Tal vez el Consejo para el Diálogo Económico Social, que el Gobierno amagó legislar y convocar varias veces, hubiera servido para sustanciar esas polémicas de modo más constructivo. Pero la iniciativa, en danza desde que Cristina Kirchner asumió, jamás germinó. El conflicto de las retenciones móviles le cortó las piernas hace tres años. El clima entre el Ejecutivo y las representaciones empresarias jamás fue propicio. La movida estuvo en carpeta más de una vez, incluso este verano. Pero, oteando el horizonte, la Presidenta dio instrucciones de “bajar un cambio” o acaso dos. El proyecto, que mejoraría la calidad institucional pero que requiere interlocutores comprometidos a la altura, no verá la luz en este año electoral.
La inminencia de las elecciones, los límites flagrantes que tendría un (por ahora muy virtual) “gobierno A” minoritario en el Parlamento, los riesgos de ingobernabilidad, despabilan a algunos de los dueños del capital, que no a todos.

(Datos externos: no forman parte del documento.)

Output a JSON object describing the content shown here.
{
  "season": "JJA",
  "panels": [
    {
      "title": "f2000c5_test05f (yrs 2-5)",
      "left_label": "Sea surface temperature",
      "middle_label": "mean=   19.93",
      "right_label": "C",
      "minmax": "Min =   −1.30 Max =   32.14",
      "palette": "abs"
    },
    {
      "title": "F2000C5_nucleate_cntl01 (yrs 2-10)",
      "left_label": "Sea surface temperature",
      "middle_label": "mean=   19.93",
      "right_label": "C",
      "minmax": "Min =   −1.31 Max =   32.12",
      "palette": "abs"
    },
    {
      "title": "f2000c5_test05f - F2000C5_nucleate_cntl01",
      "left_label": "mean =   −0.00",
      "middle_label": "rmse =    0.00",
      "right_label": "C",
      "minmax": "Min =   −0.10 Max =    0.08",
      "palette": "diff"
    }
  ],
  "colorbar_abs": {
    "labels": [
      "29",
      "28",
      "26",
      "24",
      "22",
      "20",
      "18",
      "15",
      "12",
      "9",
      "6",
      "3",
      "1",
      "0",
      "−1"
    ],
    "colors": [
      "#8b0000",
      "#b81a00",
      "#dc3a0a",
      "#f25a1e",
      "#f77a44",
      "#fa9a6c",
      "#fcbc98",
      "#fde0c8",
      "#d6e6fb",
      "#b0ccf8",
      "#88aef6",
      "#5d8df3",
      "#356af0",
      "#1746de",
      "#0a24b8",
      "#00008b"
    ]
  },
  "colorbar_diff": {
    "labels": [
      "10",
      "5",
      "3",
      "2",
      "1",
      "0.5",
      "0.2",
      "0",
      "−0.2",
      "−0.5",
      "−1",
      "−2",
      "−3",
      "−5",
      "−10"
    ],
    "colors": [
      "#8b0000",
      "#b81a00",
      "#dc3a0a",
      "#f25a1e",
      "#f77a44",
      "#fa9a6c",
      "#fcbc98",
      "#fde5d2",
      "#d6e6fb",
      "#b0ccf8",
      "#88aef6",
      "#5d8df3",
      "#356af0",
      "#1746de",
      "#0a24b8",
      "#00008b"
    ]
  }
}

Una anécdota se repite en quinchos políticos y empresarios. El cronista la escuchó primero referida como hecho real, con nombres y apellidos de los interlocutores. Después conoció otras versiones. Quizá sea auténtica, quizá sea un apólogo o una fábula. Tanto da. Su veracidad es menos interesante que su capacidad descriptiva. Ahí va. Un referente empresario habla con un integrante del elenco gubernamental y se sincera: “Está bien. Ustedes nos molestan, son agresivos, Guillermo Moreno provoca e invade sin necesidad... pero sus adversarios son mucho peores. Ya me resigné, los voy a votar. Eso sí, a quien no consigo convencer es a mi esposa”. “La patrona” del patrón, subraya el cronista, expresa la tozudez ideológica de la clase dominante, su “falsa conciencia”. La apodada “burguesía nacional”, al fin y al cabo, jamás llegó a ser ni una cosa ni la otra.
Es regla hablar de crisis de representatividad política y poner en tela de juicio a los mandatarios o legisladores. Enhorabuena que así sea y que el electorado argentino sea severo a la hora de castigar y versátil para elegir a quienes los gobiernan.
Eso sí, debería ponerse más la lupa sobre otras dirigencias autóctonas, que dejan mucho que desear y que no están expuestas a la decisión ciudadana. Las patronales, las sindicales, la de los clubes de fútbol, la jerarquía de la Iglesia Católica, sin agotar la enumeración. Sus desempeños son cuestionables, entre frágil y nula su capacidad de ejercitar democracia interna.
Los líderes patronales, gente próspera y con pretensiones, son un ejemplo acabado. Su percepción es pobre de solemnidad, su capacidad profética nula. La expresión “responsabilidad social empresaria” es, en tendencia mayoritaria, un oxímoron.
Héctor Méndez es una buena muestra de las carencias de los burgueses que supimos conseguir. Es imposible recordar de ese hombre poderoso, que condujo a la UIA en una etapa próspera y dinámica, una frase inteligente o iluminadora pronunciada en público. Su mayor aporte fue decir que un proyecto reformista y constitucional de participación en las ganancias parangonaba a la Argentina con Cuba. Tamaño exabrupto no mellaría la institucionalidad pero sí ofendía a la inteligencia.